The implementation of the Virginia Overtime Wage Act (VOWA) on July 1 serves as a reminder to all dealerships across the country to consider federal, state, and local law when classifying employees for wage and hour purposes. Prior to July 1, Virginia dealerships were simply governed by federal wage and hour law and were not required to pay overtime premium for hours worked over 40 in a workweek to salespersons, service advisors, technicians and partsmen who meet the exemption’s duty requirements. But we now live in a different era, and dealerships must adjust. You should use Virginia’s changes to be the spark that pushes you to review your wage and hour policies regardless of your dealership’s location.
What Changed in Virginia?
Absent further clarification from the Virginia Department of Labor and Industry to the contrary, the VOWA now requires Virginia dealerships to pay overtime premium for hours worked in excess of 40 in a workweek to classifications of employees who are not eligible for overtime pay under federal law. VOWA is unclear as to the continued availability of the federal “commission-paid” overtime exemption.
The new law also sets forth how Virginia employers are required to calculate the “regular rate” for overtime purposes – a method that is different than the one used under federal law. Under Virginia law, the regular rate calculation depends on whether the employee is paid on a salaried or hourly basis. For salaried employees, the regular rate is one-fortieth of wages paid for the workweek. For hourly employees, the regular rate is the hourly rate in addition to other non-overtime wages (not including any amounts excluded by the federal Fair Labor Standards Act) paid for the workweek, divided by the total number of hours worked in the workweek.

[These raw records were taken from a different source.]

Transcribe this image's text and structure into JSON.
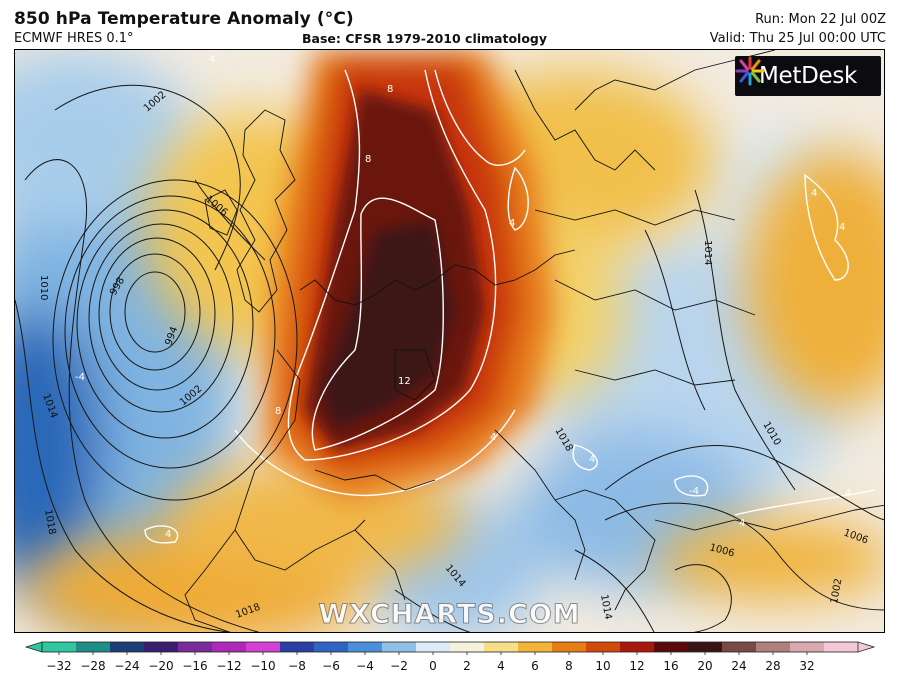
{
  "header": {
    "title": "850 hPa Temperature Anomaly (°C)",
    "model": "ECMWF HRES 0.1°",
    "base": "Base: CFSR 1979-2010 climatology",
    "run": "Run: Mon 22 Jul 00Z",
    "valid": "Valid: Thu 25 Jul 00:00 UTC"
  },
  "logo": {
    "text": "MetDesk"
  },
  "watermark": "WXCHARTS.COM",
  "map": {
    "isobar_labels": [
      "1002",
      "1006",
      "1010",
      "998",
      "994",
      "1002",
      "1014",
      "1018",
      "1014",
      "1018",
      "1010",
      "1006",
      "1006",
      "1002",
      "1014",
      "1018",
      "1014"
    ],
    "anomaly_labels": [
      "8",
      "8",
      "12",
      "8",
      "4",
      "4",
      "4",
      "4",
      "-4",
      "-4",
      "4",
      "4",
      "4",
      "4",
      "4"
    ],
    "colors": {
      "cold_deep": "#1f5fb0",
      "cold": "#8fbfe8",
      "neutral": "#f3eee6",
      "warm": "#f2c24a",
      "hot": "#e36a12",
      "very_hot": "#b8200f",
      "extreme": "#3a0a0a"
    }
  },
  "colorbar": {
    "ticks": [
      "−32",
      "−28",
      "−24",
      "−20",
      "−16",
      "−12",
      "−10",
      "−8",
      "−6",
      "−4",
      "−2",
      "0",
      "2",
      "4",
      "6",
      "8",
      "10",
      "12",
      "16",
      "20",
      "24",
      "28",
      "32"
    ],
    "colors": [
      "#2fc6a0",
      "#1d8f86",
      "#1c3f7a",
      "#3b1d74",
      "#7a2a9c",
      "#b028b8",
      "#d43fd6",
      "#2a3ea6",
      "#2f63c4",
      "#4a8fd8",
      "#8fc0ea",
      "#dcebf7",
      "#f6f1da",
      "#f7df8a",
      "#f2b53a",
      "#e67e15",
      "#d3480b",
      "#a8180c",
      "#5a0a0a",
      "#3a1414",
      "#7a4a46",
      "#b0807c",
      "#d9a9b0",
      "#f3c9d6"
    ]
  }
}
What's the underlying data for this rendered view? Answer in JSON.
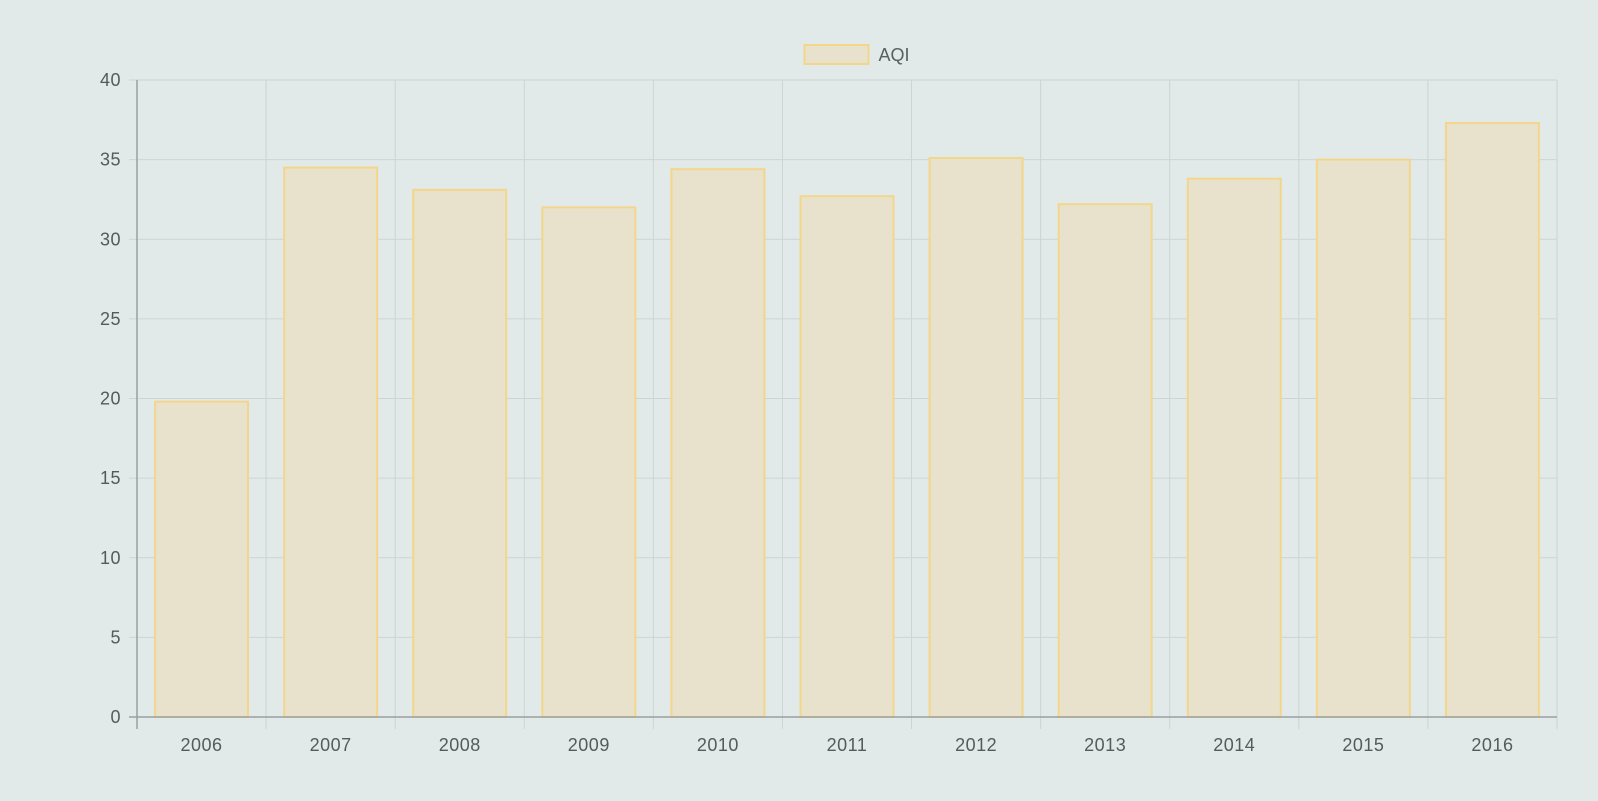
{
  "theme": {
    "background": "#e2e9e9",
    "bar_fill": "#e8e2cc",
    "bar_stroke": "#f3d68a",
    "grid": "#cdd4d4",
    "axis": "#9aa0a2",
    "text": "#555a5c"
  },
  "chart_data": {
    "type": "bar",
    "title": "",
    "xlabel": "",
    "ylabel": "",
    "legend_position": "top-center",
    "grid": true,
    "categories": [
      "2006",
      "2007",
      "2008",
      "2009",
      "2010",
      "2011",
      "2012",
      "2013",
      "2014",
      "2015",
      "2016"
    ],
    "series": [
      {
        "name": "AQI",
        "values": [
          19.8,
          34.5,
          33.1,
          32.0,
          34.4,
          32.7,
          35.1,
          32.2,
          33.8,
          35.0,
          37.3
        ]
      }
    ],
    "ylim": [
      0,
      40
    ],
    "yticks": [
      "0",
      "5",
      "10",
      "15",
      "20",
      "25",
      "30",
      "35",
      "40"
    ]
  }
}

Good Reminder for ALL Dealerships
Although this new law only impacts dealerships in Virginia, the enactment of VOWA serves as a reminder to all dealerships – regardless of your location – to ensure compliance with all applicable federal, state, and local laws. Where there are differences between applicable laws, the law that is most favorable to the employee controls.
For example, under federal law, someone employed by a “nonmanufacturing establishment” primarily engaged in selling automobiles and/or trucks to ultimate purchasers AND whose primary duty is selling automobiles and/or trucks qualifies for the overtime exemption for salespersons. This federal overtime exemption has no specific pay component, but dealerships are required to pay employees in these positions at least minimum wage for all hours worked and maintain accurate and complete time records for each employee.
If this same employee performed the exact same duties in a state with its own wage and hour laws that were more favorable to the employee, this employee would not be overtime exempt unless both state and federal requirements were met. For example, if this employee worked in New York, they would not be overtime exempt unless they earned at least New York minimum wage for the first 40 hours worked in the workweek and time and one half of the New York minimum wage for all hours worked in excess of 40 in that workweek. Similarly, service advisors who are overtime exempt under federal law are not overtime exempt under New Jersey law unless they receive at least 50% of their compensation in the form of commissions and receive total weekly compensation of not less than $400. In both situations, if these earning requirements are not met, these employees are entitled to overtime pay under state law for hours worked in excess of 40 in a workweek even though the employees would be exempt under federal law standing alone.
In all situations, the employer has the burden of establishing that employees qualify for the exemptions claimed. Job titles and job descriptions do not control – actual primary job duties do. That means that not all employees involved in the sales process are exempt as salespersons (e.g., finance managers). Not all employees turning wrenches are exempt as technicians (e.g., lube techs). Not all employees with important job positions qualify for “white collar” exemptions. The law analyzes each situation individually.
For several reasons, including the federal government’s announced initiative to focus on wage and hour compliance, we recommend that all dealerships audit their compliance with all applicable federal, state, and local wage and hour laws. The audit should include a determination as to whether employees are properly classified and properly paid.